Here, we show the exact quantities involved in the calculation of the accuracy measurements and the corresponding binomial 95-percent confidence intervals in
Figure 4. Each psychophysical measurement (trial) that constitutes a data point (classification accuracy of a given age group or model at a certain distortion level) is treated as an independent Bernoulli trial such that a “success” corresponds to a correct classification and a “failure” to a misclassification. Accordingly, we assume that the number of “successes” is a random variable
X following a binomial distribution \(\mathcal {B}(n,p)\), whereby
n is the number of observations and
p is the probability of “success”. We estimate
p by the sample proportion \(\hat{p} = X/n\), which is essentially the reported accuracy given by dividing the number of correctly classified images by the total number of trials. We calculate the binomial 95-percent confidence intervals for each data point by the following formula (Wald method):
\begin{eqnarray*}
\hat{p}\pm \sqrt[Z]{\frac{\hat{p}(1-\hat{p})}{n}},
\end{eqnarray*}
whereby
z is the quantile of a standard normal distribution corresponding to the target error rate α. For a standard two-tailed 95-percent confidence interval, α = 0.025 and thus
z = 1.96. To give an example (row indicated by an arrow), consider the classification accuracy of 4- to 6-year-olds on salt-and-pepper noise images (
Difficulty =0.35). Out of 310 collected trials (
n), 4–6 year-olds classified 95 images correctly (
X). This allows us to calculate the classification accuracy (sample proportion) by dividing the number of correctly classified images by the total number of trials: \(\hat{p}=95/310=0.306\).
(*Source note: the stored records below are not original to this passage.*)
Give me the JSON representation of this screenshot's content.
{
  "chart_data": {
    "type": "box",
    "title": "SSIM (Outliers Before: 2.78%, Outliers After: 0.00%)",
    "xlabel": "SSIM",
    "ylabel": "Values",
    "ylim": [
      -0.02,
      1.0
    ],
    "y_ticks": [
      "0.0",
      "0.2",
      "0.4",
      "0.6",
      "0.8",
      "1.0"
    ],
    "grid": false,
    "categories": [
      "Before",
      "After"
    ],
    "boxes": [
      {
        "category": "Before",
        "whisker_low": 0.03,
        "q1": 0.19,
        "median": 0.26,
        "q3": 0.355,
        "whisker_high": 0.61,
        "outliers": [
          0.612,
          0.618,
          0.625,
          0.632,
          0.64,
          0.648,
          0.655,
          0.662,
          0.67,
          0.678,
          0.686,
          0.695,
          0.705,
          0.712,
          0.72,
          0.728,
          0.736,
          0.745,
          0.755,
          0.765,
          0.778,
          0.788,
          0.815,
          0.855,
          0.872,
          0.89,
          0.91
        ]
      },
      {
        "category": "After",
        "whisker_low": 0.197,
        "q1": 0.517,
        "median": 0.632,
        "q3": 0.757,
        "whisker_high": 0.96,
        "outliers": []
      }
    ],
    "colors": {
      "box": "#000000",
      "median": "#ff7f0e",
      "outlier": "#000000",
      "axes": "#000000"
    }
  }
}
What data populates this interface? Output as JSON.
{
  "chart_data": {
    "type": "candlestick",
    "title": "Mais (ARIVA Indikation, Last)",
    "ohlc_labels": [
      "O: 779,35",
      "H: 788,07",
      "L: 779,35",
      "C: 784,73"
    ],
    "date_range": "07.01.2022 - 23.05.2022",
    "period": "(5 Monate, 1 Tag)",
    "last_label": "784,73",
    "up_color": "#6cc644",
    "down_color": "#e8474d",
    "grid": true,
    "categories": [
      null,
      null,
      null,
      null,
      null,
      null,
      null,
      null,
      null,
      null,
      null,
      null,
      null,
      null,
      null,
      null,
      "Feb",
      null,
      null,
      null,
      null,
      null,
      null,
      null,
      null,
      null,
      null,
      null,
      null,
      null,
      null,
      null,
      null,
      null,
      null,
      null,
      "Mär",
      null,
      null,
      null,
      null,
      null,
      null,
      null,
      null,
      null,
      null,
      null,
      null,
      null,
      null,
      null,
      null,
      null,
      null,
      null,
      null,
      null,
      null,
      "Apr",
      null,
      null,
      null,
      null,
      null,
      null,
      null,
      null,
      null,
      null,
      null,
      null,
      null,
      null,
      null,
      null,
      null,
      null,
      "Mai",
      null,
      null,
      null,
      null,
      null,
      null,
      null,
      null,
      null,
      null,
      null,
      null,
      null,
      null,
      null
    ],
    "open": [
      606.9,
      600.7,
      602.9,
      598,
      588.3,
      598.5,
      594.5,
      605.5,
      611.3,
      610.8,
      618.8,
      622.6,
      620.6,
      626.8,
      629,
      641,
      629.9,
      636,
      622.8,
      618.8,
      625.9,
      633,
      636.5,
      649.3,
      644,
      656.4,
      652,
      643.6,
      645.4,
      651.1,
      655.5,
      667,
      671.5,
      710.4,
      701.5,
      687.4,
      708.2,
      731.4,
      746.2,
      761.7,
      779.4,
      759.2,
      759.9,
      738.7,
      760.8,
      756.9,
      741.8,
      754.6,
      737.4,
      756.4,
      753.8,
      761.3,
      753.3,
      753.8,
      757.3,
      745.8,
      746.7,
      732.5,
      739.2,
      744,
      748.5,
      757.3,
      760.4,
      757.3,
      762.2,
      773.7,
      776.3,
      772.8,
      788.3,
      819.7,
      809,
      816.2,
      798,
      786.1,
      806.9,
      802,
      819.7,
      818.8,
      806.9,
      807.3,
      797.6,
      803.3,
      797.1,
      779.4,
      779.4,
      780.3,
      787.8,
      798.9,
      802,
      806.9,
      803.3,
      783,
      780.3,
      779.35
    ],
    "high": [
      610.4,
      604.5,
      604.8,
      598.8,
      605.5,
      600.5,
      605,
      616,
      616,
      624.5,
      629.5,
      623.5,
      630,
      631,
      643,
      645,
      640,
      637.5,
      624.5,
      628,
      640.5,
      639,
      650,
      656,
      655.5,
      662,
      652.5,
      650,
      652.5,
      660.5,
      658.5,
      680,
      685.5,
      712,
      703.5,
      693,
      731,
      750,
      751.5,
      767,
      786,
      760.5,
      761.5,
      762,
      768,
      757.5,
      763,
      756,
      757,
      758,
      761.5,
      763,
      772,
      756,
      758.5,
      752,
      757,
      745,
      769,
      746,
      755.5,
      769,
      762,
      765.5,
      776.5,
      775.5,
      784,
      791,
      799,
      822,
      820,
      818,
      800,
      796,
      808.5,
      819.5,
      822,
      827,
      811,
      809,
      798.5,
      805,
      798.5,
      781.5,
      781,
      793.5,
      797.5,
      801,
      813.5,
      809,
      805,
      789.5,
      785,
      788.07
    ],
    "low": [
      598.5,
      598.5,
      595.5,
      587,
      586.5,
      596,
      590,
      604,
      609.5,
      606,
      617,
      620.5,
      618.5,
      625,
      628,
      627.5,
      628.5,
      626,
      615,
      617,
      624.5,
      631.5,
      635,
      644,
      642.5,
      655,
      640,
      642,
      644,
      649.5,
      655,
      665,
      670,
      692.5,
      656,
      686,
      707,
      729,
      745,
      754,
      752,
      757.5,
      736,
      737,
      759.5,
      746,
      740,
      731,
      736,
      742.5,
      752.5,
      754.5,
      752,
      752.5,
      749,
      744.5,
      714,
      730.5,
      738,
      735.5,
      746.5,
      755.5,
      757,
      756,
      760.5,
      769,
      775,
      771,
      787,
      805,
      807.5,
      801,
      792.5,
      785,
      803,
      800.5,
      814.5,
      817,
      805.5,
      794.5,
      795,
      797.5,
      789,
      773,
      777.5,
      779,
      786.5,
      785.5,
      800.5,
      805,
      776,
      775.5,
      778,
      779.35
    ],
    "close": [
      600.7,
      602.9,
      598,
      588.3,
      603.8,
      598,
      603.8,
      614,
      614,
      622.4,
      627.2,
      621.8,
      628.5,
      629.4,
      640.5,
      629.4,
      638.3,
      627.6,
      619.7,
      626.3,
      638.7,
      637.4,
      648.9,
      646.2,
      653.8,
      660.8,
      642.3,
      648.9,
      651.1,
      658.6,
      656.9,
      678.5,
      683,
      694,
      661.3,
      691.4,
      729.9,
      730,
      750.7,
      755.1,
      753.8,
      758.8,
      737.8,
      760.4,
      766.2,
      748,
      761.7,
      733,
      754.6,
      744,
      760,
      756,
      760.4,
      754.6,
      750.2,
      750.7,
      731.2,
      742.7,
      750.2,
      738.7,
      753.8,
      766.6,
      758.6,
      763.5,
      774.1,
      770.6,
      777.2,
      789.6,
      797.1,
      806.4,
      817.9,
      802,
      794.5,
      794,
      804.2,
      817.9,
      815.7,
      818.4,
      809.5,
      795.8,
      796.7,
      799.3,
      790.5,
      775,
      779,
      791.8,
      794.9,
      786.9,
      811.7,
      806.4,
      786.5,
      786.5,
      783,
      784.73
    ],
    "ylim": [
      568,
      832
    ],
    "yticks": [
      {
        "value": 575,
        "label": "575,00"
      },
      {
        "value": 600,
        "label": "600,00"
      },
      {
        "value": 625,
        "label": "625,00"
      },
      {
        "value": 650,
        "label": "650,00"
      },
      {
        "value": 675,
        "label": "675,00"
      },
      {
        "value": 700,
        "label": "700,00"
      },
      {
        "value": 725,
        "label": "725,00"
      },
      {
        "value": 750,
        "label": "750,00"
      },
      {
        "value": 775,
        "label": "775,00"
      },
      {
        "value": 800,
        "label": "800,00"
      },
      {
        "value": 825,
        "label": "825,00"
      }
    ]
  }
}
We then use \(\hat{p}\) as an estimator of the true population accuracy
p such that \(X\sim \mathcal {B}(310,0.306)\). According to the above formula, binomial confidence intervals can now be calculated by
\begin{eqnarray*}
0.31\pm \sqrt[1.96]{\frac{0.306(1-0.306)}{310}},
\end{eqnarray*}
resulting in a 95% confidence interval of [0.282, 0.330] around the mean accuracy of 0.306. Pairwise comparing confidence intervals between different observers allows for determining whether the two corresponding classification accuracy estimations differ significantly. For example, the classification accuracy of the ResNeXt model (row indicated by an arrow) for heavily distorted salt-and-pepper noise images is 0.075 with a confidence interval of [0.048, 0.102]. Since the confidence intervals [0.282, 0.330] and [0.048, 0.102] do not overlap, we conclude that the classification accuracy differs significantly between 4- to 6-year-olds and the ResNeXt model.